I see the irony. I'm complaining that you can make GPU hangs unstable,
and the patch series is fixing GPU reset. Call it paranoia, it still
seems unsafe to me, and makes us have to think a bit more whenever
adding any code. Am I over-thinking this?

> 
> But thanks to that wedged check in intel_ring_begin we'll instead
> return -EIO, despite the fact that later on we could successfully
> reset the gpu. Returning -EIO forces the X server to fall back to s/w
> rendering and disabling dri2, and in the case of a 3d compositor
> usually results in a abort. After this patch we can still return -EIO
> if the gpu is dead but the reset work hasn't completed yet, but only
> so if the ring is full (which in many cases is unlikely).
> 
> Cheers, Daniel
> 
> >
> >>
> >> Signed-Off-by: Daniel Vetter <daniel.vetter at ffwll.ch>
> >> ---
> >>  drivers/gpu/drm/i915/intel_ringbuffer.c |    4 ----
> >>  1 file changed, 4 deletions(-)
> >>
> >> diff --git a/drivers/gpu/drm/i915/intel_ringbuffer.c b/drivers/gpu/drm/i915/intel_ringbuffer.c
> >> index f30a53a..501546e 100644
> >> --- a/drivers/gpu/drm/i915/intel_ringbuffer.c
> >> +++ b/drivers/gpu/drm/i915/intel_ringbuffer.c
> >> @@ -1230,13 +1230,9 @@ int intel_wait_ring_buffer(struct intel_ring_buffer *ring, int n)

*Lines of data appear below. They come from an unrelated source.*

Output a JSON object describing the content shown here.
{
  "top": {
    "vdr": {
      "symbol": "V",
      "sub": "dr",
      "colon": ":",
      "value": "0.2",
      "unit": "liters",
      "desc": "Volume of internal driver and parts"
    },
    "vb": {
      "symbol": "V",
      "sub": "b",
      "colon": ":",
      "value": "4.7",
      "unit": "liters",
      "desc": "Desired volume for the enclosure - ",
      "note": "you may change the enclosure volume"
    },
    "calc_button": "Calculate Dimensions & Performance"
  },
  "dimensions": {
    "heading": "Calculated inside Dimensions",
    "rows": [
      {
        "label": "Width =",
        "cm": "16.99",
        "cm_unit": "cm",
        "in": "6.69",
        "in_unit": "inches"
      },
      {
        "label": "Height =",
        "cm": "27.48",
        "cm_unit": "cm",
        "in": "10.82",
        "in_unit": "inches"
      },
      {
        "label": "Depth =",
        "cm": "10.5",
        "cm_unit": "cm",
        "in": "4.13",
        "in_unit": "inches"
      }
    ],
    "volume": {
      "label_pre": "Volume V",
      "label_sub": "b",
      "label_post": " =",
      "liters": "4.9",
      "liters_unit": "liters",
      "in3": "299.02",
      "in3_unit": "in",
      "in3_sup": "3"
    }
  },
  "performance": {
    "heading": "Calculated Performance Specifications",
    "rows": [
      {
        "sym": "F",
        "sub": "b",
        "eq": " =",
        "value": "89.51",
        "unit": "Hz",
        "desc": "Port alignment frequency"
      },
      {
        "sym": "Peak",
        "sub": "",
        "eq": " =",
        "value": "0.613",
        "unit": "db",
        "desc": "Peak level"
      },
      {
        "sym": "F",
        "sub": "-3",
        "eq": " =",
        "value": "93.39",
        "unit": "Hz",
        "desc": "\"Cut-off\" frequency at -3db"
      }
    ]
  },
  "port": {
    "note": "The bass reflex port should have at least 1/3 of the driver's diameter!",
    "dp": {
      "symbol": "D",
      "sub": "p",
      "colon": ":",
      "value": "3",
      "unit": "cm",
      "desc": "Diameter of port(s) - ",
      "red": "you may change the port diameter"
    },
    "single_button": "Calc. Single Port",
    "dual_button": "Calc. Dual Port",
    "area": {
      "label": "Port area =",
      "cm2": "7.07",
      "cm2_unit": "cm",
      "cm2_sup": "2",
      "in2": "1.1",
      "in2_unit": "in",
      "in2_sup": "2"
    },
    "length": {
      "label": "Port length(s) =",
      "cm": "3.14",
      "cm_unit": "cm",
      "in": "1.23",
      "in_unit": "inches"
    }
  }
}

> >>  int intel_ring_begin(struct intel_ring_buffer *ring,
> >>                    int num_dwords)
> >>  {
> >> -     struct drm_i915_private *dev_priv = ring->dev->dev_private;
> >>       int n = 4*num_dwords;
> >>       int ret;
> >>
> >> -     if (unlikely(atomic_read(&dev_priv->mm.wedged)))
> >> -             return -EIO;
> >> -
> >>       if (unlikely(ring->tail + n > ring->effective_size)) {
> >>               ret = intel_wrap_ring_buffer(ring);
> >>               if (unlikely(ret))
> >
> >
> >
> > --
> > Ben Widawsky, Intel Open Source Technology Center
> > _______________________________________________
> > Intel-gfx mailing list
> > Intel-gfx at lists.freedesktop.org
> > http://lists.freedesktop.org/mailman/listinfo/intel-gfx
> 
> 
> 

-- 
Ben Widawsky, Intel Open Source Technology Center